The first three Dirty Harry movies came out between 1971 and 1976. Then, there was a hiatus of seven years, until 1983's Sudden Impact. With the franchise dead going into the '80s, Warner Books decided to begin a series of media tie-in novels (although I doubt they were called that at the time) featuring the eponymous maverick cop and his Smith & Wesson .44 Magnum. The series ran from 1981 to March of 1983, nine months before Sudden Impact was released. The series was written by two authors; Ric Meyers (who wrote the Ninja Master books) and Leslie Alan Horvitz, a writer I'm unfamiliar with. Meyers apparently wrote #'s 1, 3, 5, 8, 9, and 11.

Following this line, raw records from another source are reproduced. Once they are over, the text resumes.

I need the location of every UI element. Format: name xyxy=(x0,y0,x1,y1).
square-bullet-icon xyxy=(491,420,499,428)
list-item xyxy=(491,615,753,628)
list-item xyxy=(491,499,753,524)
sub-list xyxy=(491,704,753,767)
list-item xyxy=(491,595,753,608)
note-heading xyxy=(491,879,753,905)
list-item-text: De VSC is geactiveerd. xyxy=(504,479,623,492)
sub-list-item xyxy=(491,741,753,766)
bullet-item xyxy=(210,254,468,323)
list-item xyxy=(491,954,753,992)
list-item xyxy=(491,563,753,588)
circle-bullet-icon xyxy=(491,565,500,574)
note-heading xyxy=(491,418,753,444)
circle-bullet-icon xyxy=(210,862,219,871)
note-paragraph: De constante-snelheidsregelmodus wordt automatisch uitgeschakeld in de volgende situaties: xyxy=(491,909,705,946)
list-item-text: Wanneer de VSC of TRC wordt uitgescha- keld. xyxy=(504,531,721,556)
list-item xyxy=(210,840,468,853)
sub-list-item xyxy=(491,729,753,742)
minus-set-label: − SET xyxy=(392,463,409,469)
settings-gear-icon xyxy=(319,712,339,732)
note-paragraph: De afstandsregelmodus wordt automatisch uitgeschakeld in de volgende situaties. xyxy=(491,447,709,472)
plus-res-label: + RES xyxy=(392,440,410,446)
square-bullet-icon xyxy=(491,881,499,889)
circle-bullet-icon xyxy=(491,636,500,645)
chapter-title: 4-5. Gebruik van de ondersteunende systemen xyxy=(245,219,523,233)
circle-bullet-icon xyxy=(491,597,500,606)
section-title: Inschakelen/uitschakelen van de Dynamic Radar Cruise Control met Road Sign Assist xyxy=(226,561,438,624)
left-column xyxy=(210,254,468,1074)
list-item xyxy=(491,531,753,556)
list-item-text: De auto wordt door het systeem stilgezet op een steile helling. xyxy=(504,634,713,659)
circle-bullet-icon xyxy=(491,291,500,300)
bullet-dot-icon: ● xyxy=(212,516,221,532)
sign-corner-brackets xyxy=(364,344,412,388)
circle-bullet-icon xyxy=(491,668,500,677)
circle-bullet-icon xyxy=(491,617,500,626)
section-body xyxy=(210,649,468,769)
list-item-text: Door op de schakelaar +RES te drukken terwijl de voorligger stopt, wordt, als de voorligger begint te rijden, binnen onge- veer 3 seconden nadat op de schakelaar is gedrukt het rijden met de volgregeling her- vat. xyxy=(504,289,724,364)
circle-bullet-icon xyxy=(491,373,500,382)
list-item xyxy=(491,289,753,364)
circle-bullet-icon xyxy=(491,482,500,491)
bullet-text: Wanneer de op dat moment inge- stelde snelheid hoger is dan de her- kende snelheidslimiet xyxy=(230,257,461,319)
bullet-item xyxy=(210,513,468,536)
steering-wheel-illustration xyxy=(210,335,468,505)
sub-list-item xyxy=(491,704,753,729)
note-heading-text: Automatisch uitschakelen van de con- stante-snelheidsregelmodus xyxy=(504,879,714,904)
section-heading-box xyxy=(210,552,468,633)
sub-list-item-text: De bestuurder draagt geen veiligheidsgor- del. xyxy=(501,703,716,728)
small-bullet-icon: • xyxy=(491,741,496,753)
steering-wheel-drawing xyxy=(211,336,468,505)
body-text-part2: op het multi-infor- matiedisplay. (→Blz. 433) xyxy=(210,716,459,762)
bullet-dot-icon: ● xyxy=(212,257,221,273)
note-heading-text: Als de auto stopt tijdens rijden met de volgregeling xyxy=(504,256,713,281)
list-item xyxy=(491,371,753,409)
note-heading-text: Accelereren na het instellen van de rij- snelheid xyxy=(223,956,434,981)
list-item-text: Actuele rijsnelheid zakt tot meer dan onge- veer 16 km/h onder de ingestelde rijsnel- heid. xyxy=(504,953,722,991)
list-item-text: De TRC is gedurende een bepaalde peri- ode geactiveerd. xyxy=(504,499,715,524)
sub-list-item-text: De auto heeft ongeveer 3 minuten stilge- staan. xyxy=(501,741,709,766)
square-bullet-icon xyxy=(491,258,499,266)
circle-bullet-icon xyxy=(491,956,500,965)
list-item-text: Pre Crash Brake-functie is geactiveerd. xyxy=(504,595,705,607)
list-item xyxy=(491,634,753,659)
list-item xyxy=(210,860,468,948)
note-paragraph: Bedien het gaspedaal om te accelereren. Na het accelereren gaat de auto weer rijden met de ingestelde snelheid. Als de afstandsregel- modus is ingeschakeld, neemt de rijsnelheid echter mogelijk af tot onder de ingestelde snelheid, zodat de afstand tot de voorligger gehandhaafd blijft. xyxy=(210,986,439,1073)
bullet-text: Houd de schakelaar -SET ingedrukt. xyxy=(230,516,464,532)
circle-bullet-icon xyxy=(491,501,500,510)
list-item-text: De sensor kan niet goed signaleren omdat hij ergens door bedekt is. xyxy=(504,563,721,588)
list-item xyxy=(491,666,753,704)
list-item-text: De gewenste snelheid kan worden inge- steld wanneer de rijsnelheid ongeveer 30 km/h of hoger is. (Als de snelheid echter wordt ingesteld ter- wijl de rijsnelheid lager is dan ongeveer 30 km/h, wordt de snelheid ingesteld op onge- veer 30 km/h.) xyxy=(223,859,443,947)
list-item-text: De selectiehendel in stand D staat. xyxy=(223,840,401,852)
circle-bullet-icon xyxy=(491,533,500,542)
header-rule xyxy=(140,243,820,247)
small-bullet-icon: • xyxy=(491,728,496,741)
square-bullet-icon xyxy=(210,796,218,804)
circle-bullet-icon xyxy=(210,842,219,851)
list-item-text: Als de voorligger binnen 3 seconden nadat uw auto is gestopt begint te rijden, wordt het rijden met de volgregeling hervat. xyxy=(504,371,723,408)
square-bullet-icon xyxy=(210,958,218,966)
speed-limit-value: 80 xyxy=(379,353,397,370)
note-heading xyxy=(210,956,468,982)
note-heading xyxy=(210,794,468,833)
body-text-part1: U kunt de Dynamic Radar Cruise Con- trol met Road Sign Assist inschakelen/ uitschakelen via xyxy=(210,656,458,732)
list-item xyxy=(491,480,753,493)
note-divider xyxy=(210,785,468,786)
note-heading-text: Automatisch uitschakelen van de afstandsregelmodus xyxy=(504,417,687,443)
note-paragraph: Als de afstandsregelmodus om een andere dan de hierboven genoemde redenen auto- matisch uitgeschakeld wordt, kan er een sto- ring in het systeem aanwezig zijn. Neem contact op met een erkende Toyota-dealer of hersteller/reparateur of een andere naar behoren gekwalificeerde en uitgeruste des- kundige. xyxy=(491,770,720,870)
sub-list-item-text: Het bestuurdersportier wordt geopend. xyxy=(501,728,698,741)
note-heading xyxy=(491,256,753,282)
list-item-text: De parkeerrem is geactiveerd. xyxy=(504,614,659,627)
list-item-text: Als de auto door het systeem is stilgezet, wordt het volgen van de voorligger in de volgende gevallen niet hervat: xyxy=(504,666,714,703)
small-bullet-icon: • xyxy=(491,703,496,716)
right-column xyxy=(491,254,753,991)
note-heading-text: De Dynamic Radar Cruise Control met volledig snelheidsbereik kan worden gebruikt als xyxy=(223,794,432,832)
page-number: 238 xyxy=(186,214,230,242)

The first book in the series, Duel for Cannons, opens with the line, "Boopsie's head exploded". The unfortunate Boopsie is a guy in a cartoon-figure suit at a knockoff Disney World-esque theme park in California. Boopsie is killed by a gunman who then gets chased by an off-duty San Antonio sheriff visiting the amusement park with his family. The sheriff gets drawn into a running gun battle with the shooter, and is eventually killed. Of course, the deceased is an old friend of Harry Callahan's, and Callahan doesn't take kindly to his friends being killed, even less so when the killer makes it look like the death was actually the sheriff pulling off a mass murder/suicide.
Although everyone else almost immediately dismisses the inconsistencies in the case, Harry pursues the evidence, and eventually uncovers a shadowy killer who seems to be trying to draw Harry to San Antonio. Eventually Harry goes there, and discovers that H. A. Striker, a wealthy business magnate, essentially runs the city, owns the cops, and gets to do whatever he wants. Striker had been opposed by the Sheriff, and one of his underlings, a tactically brilliant investigator named Nash. Harry teams up with Nash to try and bring down Striker, who is actually furious that the assassin - a .44 Magnum-loving killer named Sweetboy Williams - lured Harry to San Antonio. Striker tries to get Harry arrested or driven off several times, only to get foiled on every occasion.
The story culminates with a ton of gunplay, as Striker tries to use a captured Nash as bait to lure Harry into a place where his bought cops - or Williams - can kill Harry. There's a ridiculous amount of gunfire and stuff getting smashed / shot / blown up, and although the killing isn't too gratuitous, at least one bad guy gets his head "blown clean off". I don't want to give away the details - there are a few twists and turns - but the ending is pretty satisfying, although the middle third of the book does sag a bit, and I found the whole plot a little hard to believe. With the police corruption looking SO blatant and rampant in San Antonio, and with the amount of evidence Nash gathers on Striker's doings, I don't see how he couldn't have just passed the information on to the FBI or some other, larger agency.
But overall, I found Duel for Cannons to be great fun. I've recently re-watched the first three Dirty Harry movies, and this book definitely references his filmic adventures extensively. One minor deviation is that DiGiorgio, an inspector who appears in all three earlier movies, is alive in this book, while (SPOILER) he's killed midway through The Enforcer. I suppose he was too good a secondary character to leave dead and buried, since his chubby, laid-back persona is a great counterpoint to Harry's belligerent, wound-up personality. There's also enough time spent in San Francisco dealing with punks and criminals there, that I'm looking forward to later stories taking place in the city itself. Meyers is able to capture and reproduce a lot of Harry's personality, and I can easily hear Eastwood speaking the dialogue in the book with Harry's typical laconic delivery.
It looks like Amazon has most, if not all of these books available for a somewhat reasonable price used, assuming you're not looking for mint condition specimens. I've already ordered the second book in the series, and I'll review it as soon as I can.